The very latest, according to the satirical weekly, is that Monsieur Fillon made 50,000 euros in 2015 for facilitating a meeting between Russian President Vladmir Putin and a a Lebanese billionnaire, which he forgot to declare.

Le Canard also named controversial lawyer Robert Bourgi as the man behind the generous gifts of garments estimated at €48,000.

According to the weekly, Bourgi is a well known acquaintance of right-wing politicians in France since the days of President Valery Giscard d'Estaing.

Le Canard Enchaîné says his job consisted of "transporting brief cases of bank notes from one side of the Mediterranean to the other".

With Decision Day now less than a month away, the New Observer l'Obs says the election is unlike any the French people have seen. The magazine predicts a first round defeat for the two traditional parties, the ruling Socialists of President François Hollande and the Republican party, which only months ago was widely expected to storm back to power in a landslide.

The left-leaning weekly says it can bet that Francois Fillon's judicial woes have forced moderates to abandon the conservative party.

Furthermore l'Obs holds that his failure to win the Elysée, would spark battles of ego and a war of succession and lead to the explosion of the right and centrist alliance.

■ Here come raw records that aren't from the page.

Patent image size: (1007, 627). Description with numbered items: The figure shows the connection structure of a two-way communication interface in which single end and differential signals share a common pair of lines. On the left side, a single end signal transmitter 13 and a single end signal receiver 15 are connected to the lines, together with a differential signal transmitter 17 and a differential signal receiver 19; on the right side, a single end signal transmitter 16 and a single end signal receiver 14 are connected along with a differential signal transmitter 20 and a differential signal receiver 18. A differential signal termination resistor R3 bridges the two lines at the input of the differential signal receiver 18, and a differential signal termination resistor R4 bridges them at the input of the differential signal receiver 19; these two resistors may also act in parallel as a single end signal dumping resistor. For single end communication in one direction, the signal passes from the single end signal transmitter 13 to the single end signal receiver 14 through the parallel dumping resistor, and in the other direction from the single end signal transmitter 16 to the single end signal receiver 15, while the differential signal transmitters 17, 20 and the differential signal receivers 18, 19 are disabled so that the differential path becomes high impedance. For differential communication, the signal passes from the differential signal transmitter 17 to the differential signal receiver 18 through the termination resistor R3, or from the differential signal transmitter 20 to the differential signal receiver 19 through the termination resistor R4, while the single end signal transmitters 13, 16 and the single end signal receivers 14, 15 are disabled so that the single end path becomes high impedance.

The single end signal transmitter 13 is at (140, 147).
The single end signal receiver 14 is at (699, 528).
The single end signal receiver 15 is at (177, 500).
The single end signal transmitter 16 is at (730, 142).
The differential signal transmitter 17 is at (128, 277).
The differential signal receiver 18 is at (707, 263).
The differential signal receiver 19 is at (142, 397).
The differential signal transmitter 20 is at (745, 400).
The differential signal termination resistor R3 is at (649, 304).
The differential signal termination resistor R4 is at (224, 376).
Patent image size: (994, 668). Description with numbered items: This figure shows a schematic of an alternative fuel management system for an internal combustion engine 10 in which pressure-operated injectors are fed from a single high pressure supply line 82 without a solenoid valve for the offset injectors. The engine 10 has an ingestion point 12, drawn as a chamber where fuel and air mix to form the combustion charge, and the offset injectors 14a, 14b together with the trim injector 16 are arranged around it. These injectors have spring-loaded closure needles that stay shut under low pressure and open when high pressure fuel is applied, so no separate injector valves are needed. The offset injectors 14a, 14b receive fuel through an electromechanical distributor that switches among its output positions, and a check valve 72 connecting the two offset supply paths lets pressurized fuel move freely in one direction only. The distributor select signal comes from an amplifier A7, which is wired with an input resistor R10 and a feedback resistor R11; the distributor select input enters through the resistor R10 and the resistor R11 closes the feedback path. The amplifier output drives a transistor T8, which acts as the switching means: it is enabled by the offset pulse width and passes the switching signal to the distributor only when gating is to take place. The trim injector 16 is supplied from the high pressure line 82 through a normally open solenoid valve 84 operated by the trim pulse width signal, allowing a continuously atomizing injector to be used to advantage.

Marianne has an enlarged portraits of François Fillon, National Front leader Marine Le Pen and axed interior Minister Bruno Le Roux on its cover page this week. The two others are also facing investigation over allegations of fake parliamentary jobs they offered their family members.

The left-leaning magazine accuses them of ruining the Presidential elections campaign. In the face of the corruption scandals, it says, the French people are furious and fed up, having already lost confidence in the political elite for their failure to deal with political and social crisis facing the country.

L'Express says it would have preferred to have fewer candidates running in the election, not the field of 11 with minnows whose presence it finds irritating, as some go moaning about being left out of the debate by the media.

Presidential elections, its says, should be a laboratory of ideas about the future, not an office where people come to weep. The right-wing magazine says it is time to harden the rules and raise the number of endorsements required to qualify from the current 500 signatures to 2000 or even 5000.

This week's Le Point is all about how to resuscitate a country. The right wing publication holds that at a moment when everything has gone wrong with French democracy, none of the candidates standing in the 2017 race for the Elysée Palace seem to understand the gravity of the situation.

Le Point, lays out the so-called theraphies applied in Canada in the 1990s by Prime Ministers Jean Chretien and and Paul Martin, in Sweden by Social Democrat premier Göran Persson and in Germany by the Chancellor Gerhard Schroder, three countries where it claims have succeeded in implementing profound reforms of the welfare state and introduced new social models of government.

According to the conservative publication, what they did was that they first went out searching for the best recipe to sell the reforms to public opinion and then how to convince them to swallow the bitter pill of reform without provoking a revolution.